Le texte comme interface entre le visuel et le sonore
par  Jacques  Halbronn
On oppose volontiers l’écrit et l’oral mais  c’est là une erreur 
d’optique à notre sens. L’écrit en effet ne s’oppose pas à l’oral mais 
est l’interface entre le visuel et le sonore, et constitue une entité 
hybride qui  ne reléve qu’à la marge du visuel  et qui n’approche le 
sonore que par un expédient. Il n’en reste pas moins que l’écrit  
constitue une zone intermédiaire entre deux mondes sensoriels bien 
distincts et que l’on aurait bien tort de confondre au regard de ce qui 
ne constitue qu’une intersection entre deux ensembles fort différents en
 particulier au prisme de la temporalité. L’oeil faut-il le rappeler 
capte mais aussi émet (cf le regard du taureau dans Carmen)
Pourquoi donc cette fausse dialectique de l’écrit et du sonore? 
Probablement parce que nous ne percevons plus pleinement le rôle des 
signaux par lesquels nous communiquons en dehors de la parole et 
qu’illistrait si bien autrefois  la pantomime et son expression 
cinématographique (le temps du muet,  cf The Artist avec  Jean Dujardin)
Or, nous accédons au langage non articulé bien avant d’apprendre à 
parler/ Cela passe par le sourire, le regard, les mimiques, les moues, 
les grimaces etc etc qui échappent à l’aveugle ou à celui qui vit dans 
l’obscurité. Ce qui nous renvoie au mythe de la Caverne.
Car à l’inverse dans la Caverne, le son remplace le signe, les oreilles les yeux, la voix le geste.

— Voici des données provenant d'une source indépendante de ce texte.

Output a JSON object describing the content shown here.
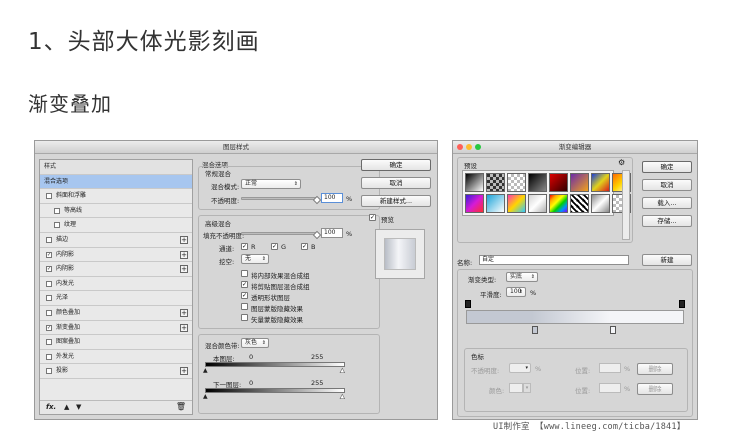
{
  "page": {
    "heading": "1、头部大体光影刻画",
    "subheading": "渐变叠加",
    "footer": "UI制作室 【www.lineeg.com/ticba/1841】"
  },
  "layer_style": {
    "title": "图层样式",
    "styles_header": "样式",
    "items": [
      {
        "label": "混合选项",
        "checkbox": false,
        "checked": false,
        "plus": false,
        "indent": false,
        "selected": true
      },
      {
        "label": "斜面和浮雕",
        "checkbox": true,
        "checked": false,
        "plus": false,
        "indent": false,
        "selected": false
      },
      {
        "label": "等高线",
        "checkbox": true,
        "checked": false,
        "plus": false,
        "indent": true,
        "selected": false
      },
      {
        "label": "纹理",
        "checkbox": true,
        "checked": false,
        "plus": false,
        "indent": true,
        "selected": false
      },
      {
        "label": "描边",
        "checkbox": true,
        "checked": false,
        "plus": true,
        "indent": false,
        "selected": false
      },
      {
        "label": "内阴影",
        "checkbox": true,
        "checked": true,
        "plus": true,
        "indent": false,
        "selected": false
      },
      {
        "label": "内阴影",
        "checkbox": true,
        "checked": true,
        "plus": true,
        "indent": false,
        "selected": false
      },
      {
        "label": "内发光",
        "checkbox": true,
        "checked": false,
        "plus": false,
        "indent": false,
        "selected": false
      },
      {
        "label": "光泽",
        "checkbox": true,
        "checked": false,
        "plus": false,
        "indent": false,
        "selected": false
      },
      {
        "label": "颜色叠加",
        "checkbox": true,
        "checked": false,
        "plus": true,
        "indent": false,
        "selected": false
      },
      {
        "label": "渐变叠加",
        "checkbox": true,
        "checked": true,
        "plus": true,
        "indent": false,
        "selected": false
      },
      {
        "label": "图案叠加",
        "checkbox": true,
        "checked": false,
        "plus": false,
        "indent": false,
        "selected": false
      },
      {
        "label": "外发光",
        "checkbox": true,
        "checked": false,
        "plus": false,
        "indent": false,
        "selected": false
      },
      {
        "label": "投影",
        "checkbox": true,
        "checked": false,
        "plus": true,
        "indent": false,
        "selected": false
      }
    ],
    "footer_fx": "fx.",
    "blend_options": {
      "group_title": "混合选项",
      "general_title": "常规混合",
      "blend_mode_label": "混合模式:",
      "blend_mode_value": "正常",
      "opacity_label": "不透明度:",
      "opacity_value": "100",
      "opacity_unit": "%",
      "opacity_fraction": 1.0,
      "advanced_title": "高级混合",
      "fill_opacity_label": "填充不透明度:",
      "fill_opacity_value": "100",
      "fill_opacity_unit": "%",
      "fill_opacity_fraction": 1.0,
      "channels_label": "通道:",
      "channels": [
        {
          "label": "R",
          "checked": true
        },
        {
          "label": "G",
          "checked": true
        },
        {
          "label": "B",
          "checked": true
        }
      ],
      "knockout_label": "挖空:",
      "knockout_value": "无",
      "options": [
        {
          "label": "将内部效果混合成组",
          "checked": false
        },
        {
          "label": "将剪贴图层混合成组",
          "checked": true
        },
        {
          "label": "透明形状图层",
          "checked": true
        },
        {
          "label": "图层蒙版隐藏效果",
          "checked": false
        },
        {
          "label": "矢量蒙版隐藏效果",
          "checked": false
        }
      ],
      "blend_if_label": "混合颜色带:",
      "blend_if_value": "灰色",
      "this_layer_label": "本图层:",
      "this_layer_min": "0",
      "this_layer_max": "255",
      "underlying_label": "下一图层:",
      "underlying_min": "0",
      "underlying_max": "255"
    },
    "buttons": {
      "ok": "确定",
      "cancel": "取消",
      "new_style": "新建样式...",
      "preview_label": "预览",
      "preview_checked": true
    }
  },
  "gradient_editor": {
    "title": "渐变编辑器",
    "presets_label": "预设",
    "gear_icon": "gear-icon",
    "buttons": {
      "ok": "确定",
      "cancel": "取消",
      "load": "载入...",
      "save": "存储...",
      "new": "新建"
    },
    "name_label": "名称:",
    "name_value": "自定",
    "type_label": "渐变类型:",
    "type_value": "实底",
    "smoothness_label": "平滑度:",
    "smoothness_value": "100",
    "smoothness_unit": "%",
    "gradient_colors": [
      "#c3c8d2",
      "#f4f5f8"
    ],
    "stops_group": "色标",
    "opacity_label": "不透明度:",
    "opacity_unit": "%",
    "location_label": "位置:",
    "location_unit": "%",
    "delete_label": "删除",
    "color_label": "颜色:",
    "preset_swatches": [
      "linear-gradient(135deg,#000,#fff)",
      "checker-dark",
      "checker-light",
      "linear-gradient(135deg,#000,#888)",
      "linear-gradient(135deg,#d00,#300)",
      "linear-gradient(135deg,#6b2ca8,#f2a21c)",
      "linear-gradient(135deg,#1b3fd8,#e0d21c,#d81b1b)",
      "linear-gradient(135deg,#ff6a00,#ffd500,#fff)",
      "linear-gradient(135deg,#3a1cd8,#d61bd6,#ff2d2d)",
      "linear-gradient(135deg,#1ca3d8,#fff)",
      "linear-gradient(135deg,#ff3ab0,#ffd500,#31c7ff)",
      "linear-gradient(135deg,#d4d4d4,#ffffff,#b0b0b0)",
      "linear-gradient(135deg,#ff0000,#ffae00,#ffff00,#00d000,#0090ff,#8000ff)",
      "checker-diag",
      "linear-gradient(135deg,#888,#fff,#888)",
      "checker-light"
    ]
  }
}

Et l’on comprend quel sera le rôle de l’écrit pour faire communiquer 
ces deux mondes, celui de la Caverne et celui qui se situe à l’air 
libre. L’invention de l’écrit  correspond à une tentative de symbiose 
entre   le monde des hommes, hors de la caverne et le monde des femmes, 
au sein de la caverne. Apprendre à lire à voix haute est le propre des 
passeurs entre les deux humanités que nous relions au stade androgynal 
et au stade phallique, la femme de toute évidence quand elle est 
enceinte ressemblant fort à l’androgyne; d’autant qu’elle n’a plus 
besoin de l’homme.
Cela dit, il apparait que les femmes tendent à vouloir accéder au 
monde  et aux valeurs des hommes et vice versa/ Les hommes s’évertueront
 à composer des sérénades – le chanteur de charme, le crooner- tandis 
que les femmes  porteront toutes sortes de parures qui attireront l’oeil
 des hommes. Mais les femmes ne sont pas vraiment faites pour exister 
visuellement et l’âge -comme le soulignait Ronsard dans ‘quand vous 
serez bien vieille et comme le note un Raymond Lulle à propos d’une 
femme dont la poitrine était abimée par la maladie- ne pardonne guère en
 dépit des liftings. Quant aux hommes, leur rapport à la parole ne 
saurait se substituer aux actes et comme on sait cela ne leur sert qu’à 
appâter  les femmes pour passer à un autre niveau de contact.
On a trop souvent tendance à croire que l’écrit est un point de 
départ alors qu’il n’est qu’un pis aller, un compromis pour communiquer 
avec celui qui ne capte pas bien les signes du visage et des mains. On a
 vu récemment cependant des assemblées où les gens s’exprimaient par des
 gestes codés, sur la Place de la République, au cours de nuits 
blanches. Inversement, l’on peut penser que l’écrit permet de noter la 
parole à destination des malentendants, ce qui correspond aussi au 
langage des signes des sourds muets; L’écrit s’adresserait   au départ 
aux mal voyants et aux mal entendants. Ce serait en vérité un outil, une
 « machine » faisant d’ailleurs appel à des matériaux non produits par 
le corps (tablettes d’argile, papyrus etc)  à la différence de ce que 
nous pouvons exprimer spontanément par le geste et par la parole. On 
parle d’ailleurs de joindre le geste à la parole. Avec  l’écrit,  
incarné par le scribe, l’humanité bascule déjà dans une certaine forme 
de technologie. Les tables de la loi du Mont Sinai font triompher 
l’écrit et ce faisant  s’adressent à tout le monde  puisque  l’on peut 
le rendre accessible aussi bien par la vue que par le son.
Rappelons que le visuel  correspond aux arts plastiques et que le  
sonore correspond à la musique. L’opéra est intermédiaire entre ces deux
 plans.
On voit donc que le ternaire détermine une sorte de voie médiane. il 
est comparable à la chauve souris, moitié souris, moitié oiseau.